1. General John Bell Hood, 3rd Commandant of the CS Marine Corps
Following the invasions of Haiti and Jamaica in the early 1870s, General Hood's autobiography, one of the first by a Confederate General hit the shelves. Known as The Sun Never Sets On the Confederacy, it chronicled the life of the aging General Hood. An affair with his biographer, Mary Lynch, however, removed him from public office in 1874. This resulted in a prestige hit to the Pemberton administration in it's final year.
2. Savannah, circa 1877
By 1875, James Longstreet's Abolitionist movement gained enough sheer support to vault him into public office. His position allowed space to finish the previous three President's abolitionist work. The industrialization allowed Longstreet to technically eradicate slavery - although African Confederates had a much lower minimum wage than the average Confederate - while this gained Longstreet much prestige outside of the New World, it was considered a cowardly move by the United States and Mexico.

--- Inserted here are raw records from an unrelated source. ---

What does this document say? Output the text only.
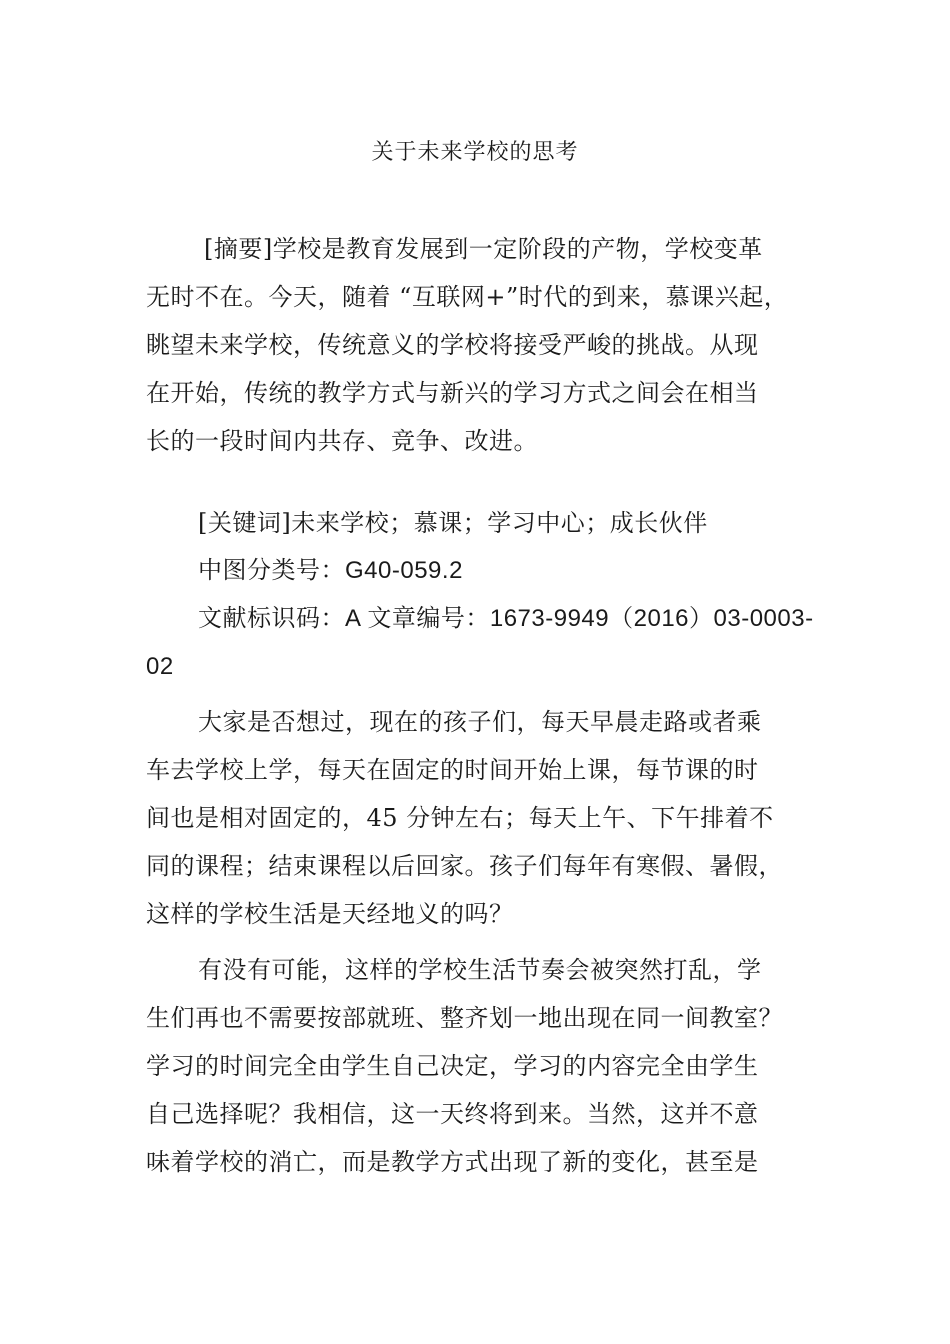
关于未来学校的思考
[摘要]学校是教育发展到一定阶段的产物，学校变革
无时不在。今天，随着 “互联网+”时代的到来，慕课兴起，
眺望未来学校，传统意义的学校将接受严峻的挑战。从现
在开始，传统的教学方式与新兴的学习方式之间会在相当
长的一段时间内共存、竞争、改进。
[关键词]未来学校；慕课；学习中心；成长伙伴
中图分类号：G40-059.2
文献标识码：A 文章编号：1673-9949（2016）03-0003-
02
大家是否想过，现在的孩子们，每天早晨走路或者乘
车去学校上学，每天在固定的时间开始上课，每节课的时
间也是相对固定的，45 分钟左右；每天上午、下午排着不
同的课程；结束课程以后回家。孩子们每年有寒假、暑假，
这样的学校生活是天经地义的吗？
有没有可能，这样的学校生活节奏会被突然打乱，学
生们再也不需要按部就班、整齐划一地出现在同一间教室？
学习的时间完全由学生自己决定，学习的内容完全由学生
自己选择呢？我相信，这一天终将到来。当然，这并不意
味着学校的消亡，而是教学方式出现了新的变化，甚至是
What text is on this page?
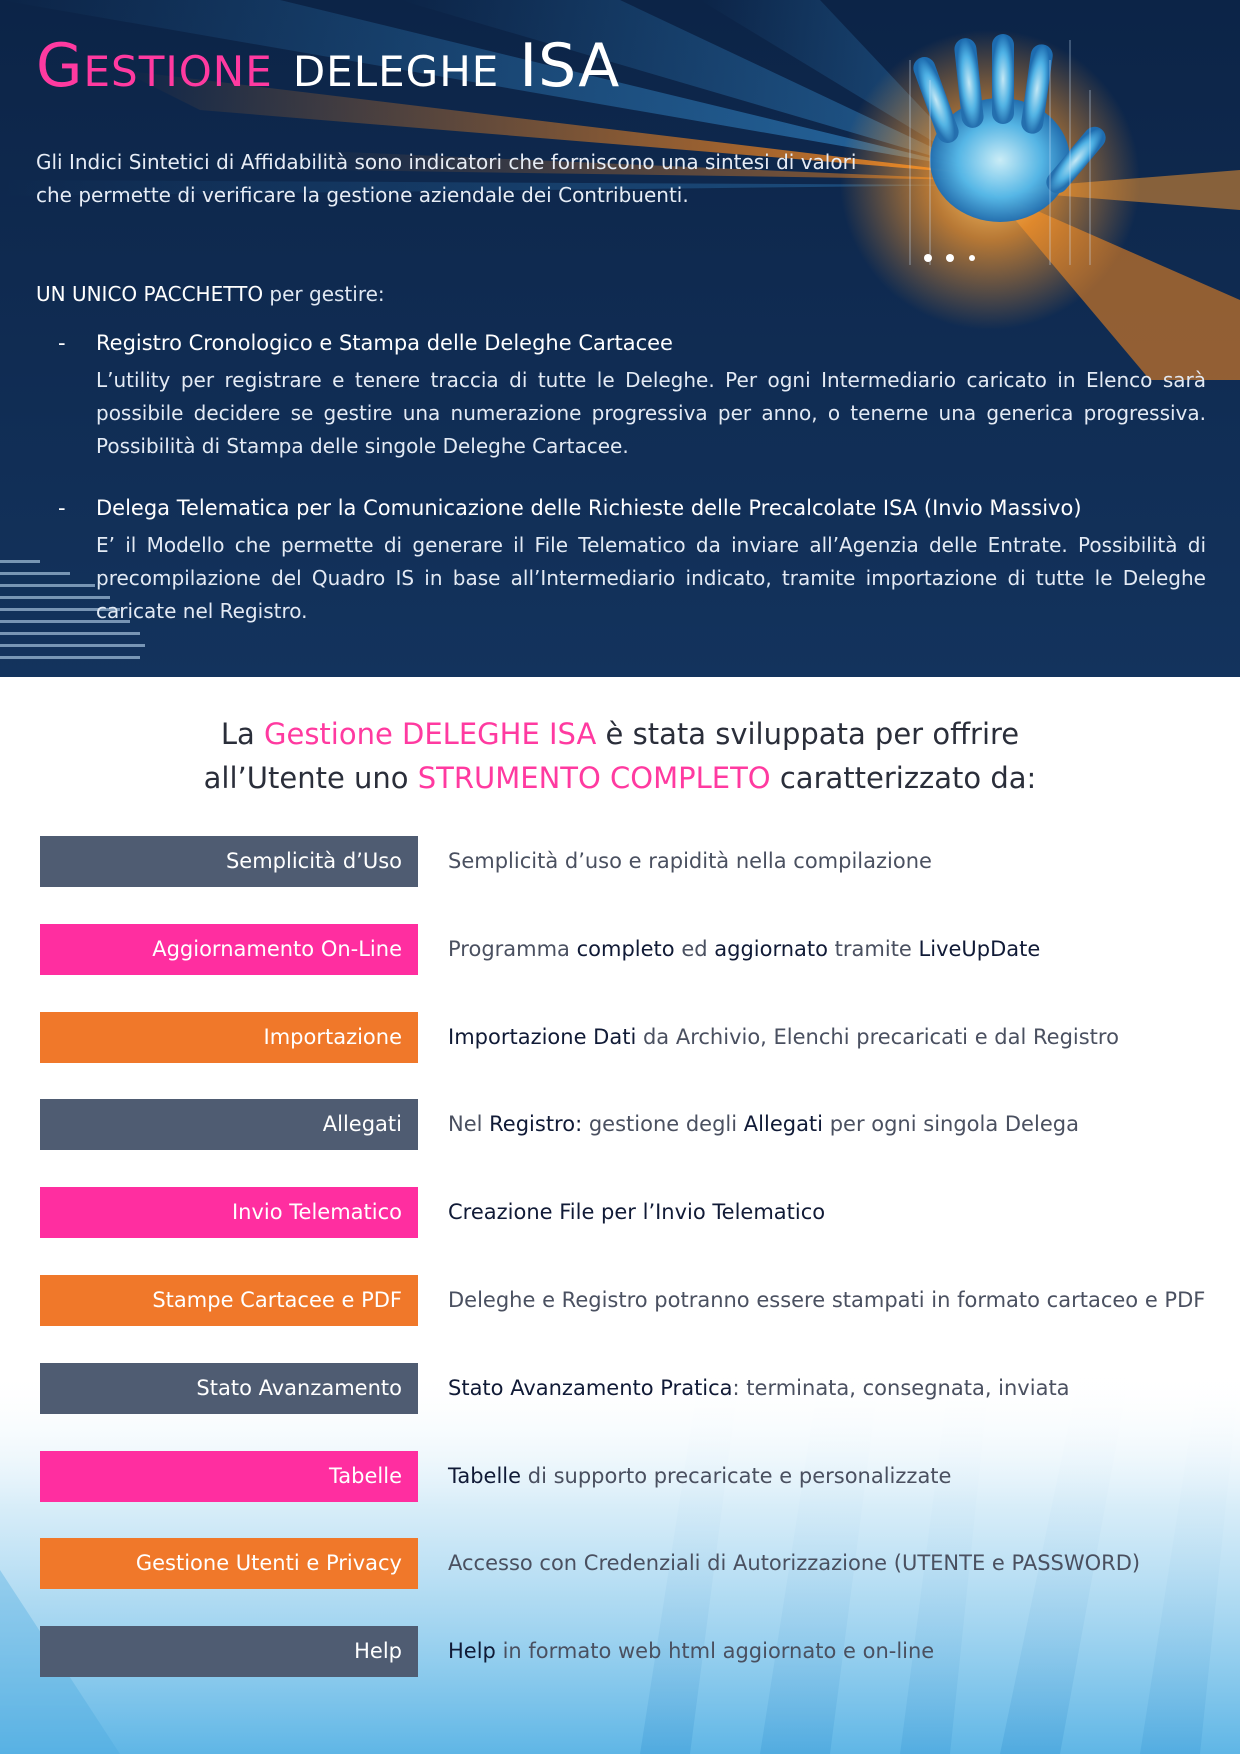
Gestione deleghe ISA

Gli Indici Sintetici di Affidabilità sono indicatori che forniscono una sintesi di valori
che permette di verificare la gestione aziendale dei Contribuenti.

UN UNICO PACCHETTO per gestire:

- Registro Cronologico e Stampa delle Deleghe Cartacee
L’utility per registrare e tenere traccia di tutte le Deleghe. Per ogni Intermediario caricato in Elenco sarà possibile decidere se gestire una numerazione progressiva per anno, o tenerne una generica progressiva. Possibilità di Stampa delle singole Deleghe Cartacee.
- Delega Telematica per la Comunicazione delle Richieste delle Precalcolate ISA (Invio Massivo)
E’ il Modello che permette di generare il File Telematico da inviare all’Agenzia delle Entrate. Possibilità di precompilazione del Quadro IS in base all’Intermediario indicato, tramite importazione di tutte le Deleghe caricate nel Registro.

La Gestione DELEGHE ISA è stata sviluppata per offrire
all’Utente uno STRUMENTO COMPLETO caratterizzato da:

Semplicità d’Uso	Semplicità d’uso e rapidità nella compilazione
Aggiornamento On-Line	Programma completo ed aggiornato tramite LiveUpDate
Importazione	Importazione Dati da Archivio, Elenchi precaricati e dal Registro
Allegati	Nel Registro: gestione degli Allegati per ogni singola Delega
Invio Telematico	Creazione File per l’Invio Telematico
Stampe Cartacee e PDF	Deleghe e Registro potranno essere stampati in formato cartaceo e PDF
Stato Avanzamento	Stato Avanzamento Pratica: terminata, consegnata, inviata
Tabelle	Tabelle di supporto precaricate e personalizzate
Gestione Utenti e Privacy	Accesso con Credenziali di Autorizzazione (UTENTE e PASSWORD)
Help	Help in formato web html aggiornato e on-line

3. Two African Confederate Families in Alabama, circa 1881
In 1877, due to the increasing grasp of a Spanish Dictatorship in Cuba and Puerto Rico, the United States and the Confederate States cooperated for the first time since 1865 in London. The US sent Marines and landed in the Philippines on June 6, 1877. 2,000 CSMC Men landed on Puerto Rico and 9,000 in Cuba ten days later. By 1878, the Spanish considered their position so precarious in the war that they extended their hand to the French and their puppet in Mexico. British intelligence gathering operations slammed said negotiations into the ground, and sent the information to the Americas.

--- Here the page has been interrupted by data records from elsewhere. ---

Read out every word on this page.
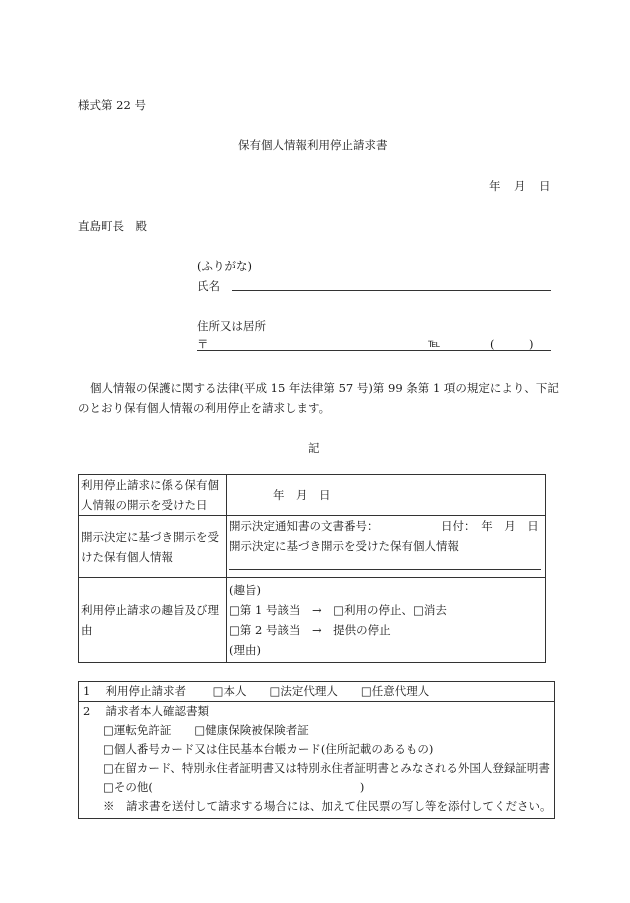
様式第 22 号
保有個人情報利用停止請求書
年　月　日
直島町長　殿
(ふりがな)
氏名
住所又は居所
〒	℡	(　　　)
個人情報の保護に関する法律(平成 15 年法律第 57 号)第 99 条第 1 項の規定により、下記
のとおり保有個人情報の利用停止を請求します。
記
利用停止請求に係る保有個
人情報の開示を受けた日	年　月　日

開示決定に基づき開示を受
けた保有個人情報	開示決定通知書の文書番号： 日付：　年　月　日
開示決定に基づき開示を受けた保有個人情報

利用停止請求の趣旨及び理
由	(趣旨)
□第 1 号該当　→　□利用の停止、□消去
□第 2 号該当　→　提供の停止
(理由)
1　 利用停止請求者　　 □本人　　□法定代理人　　□任意代理人

2　 請求者本人確認書類
□運転免許証　　□健康保険被保険者証
□個人番号カード又は住民基本台帳カード(住所記載のあるもの)
□在留カード、特別永住者証明書又は特別永住者証明書とみなされる外国人登録証明書
□その他(　　　　　　　　　　　　　　　　　　)
※　請求書を送付して請求する場合には、加えて住民票の写し等を添付してください。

The resulting spearhead into Mexico in 1878 was so deadly for Mexican forces they surrendered Baja California to the Confederates in just six months. Hawaii soon followed. By 1880, William Tecumseh Sherman's Confederate Marines were considered war heroes, which assisted Sherman's rise to the presidency in the same year.

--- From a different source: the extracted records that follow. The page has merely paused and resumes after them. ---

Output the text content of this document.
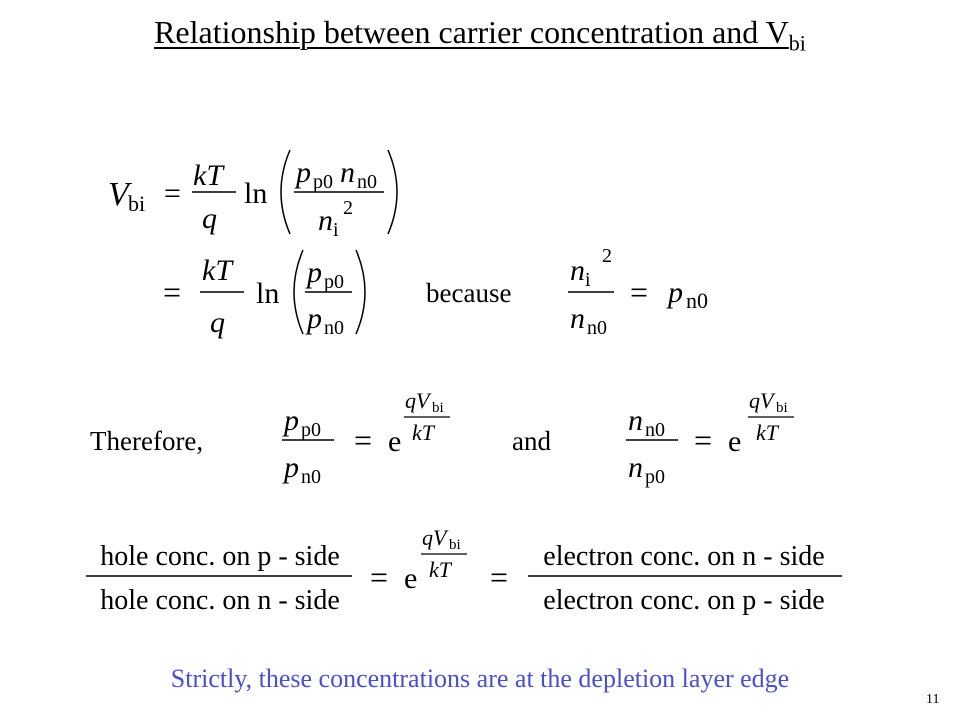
Relationship between carrier concentration and $V_{bi}$
V bi =
kT
q
ln
p p0 n n0
n i
2
=
kT
q
ln
p p0
p n0
n i
2
n n0
= p n0
p p0
p n0
= e
qV bi
kT	n n0
n p0
= e
qV bi
kT
hole conc. on p - side
hole conc. on n - side
= e
qV bi
kT =
electron conc. on n - side
electron conc. on p - side
because
Therefore,	and
Strictly, these concentrations are at the depletion layer edge
11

4. President-Elect William T. Sherman, 1880
Sherman's presidency proved to be a hard one. With the integration of Cuba, Puerto Rico, and Baja California, Sherman also had to cater for the ever growing monopolies which increasingly began to control government. In 1882, Sherman was said to have slammed his fist on the table and said, "The damn monoplies. They must be dealt with," and so he did. On June 21, 1882, Sherman issued the Anti-Trust Act, destroying seven trusts across the Confederacy, with three more falling before 1885. In 1884, Congress passed the Second Amendment, allowing Sherman another, shorter, four year term. He was reelected in 1885. During this time, he expanded relations with the European powers, namely France and the United Kingdom, as the US established alliances with Japan, China and Russia, the three eastern superpowers.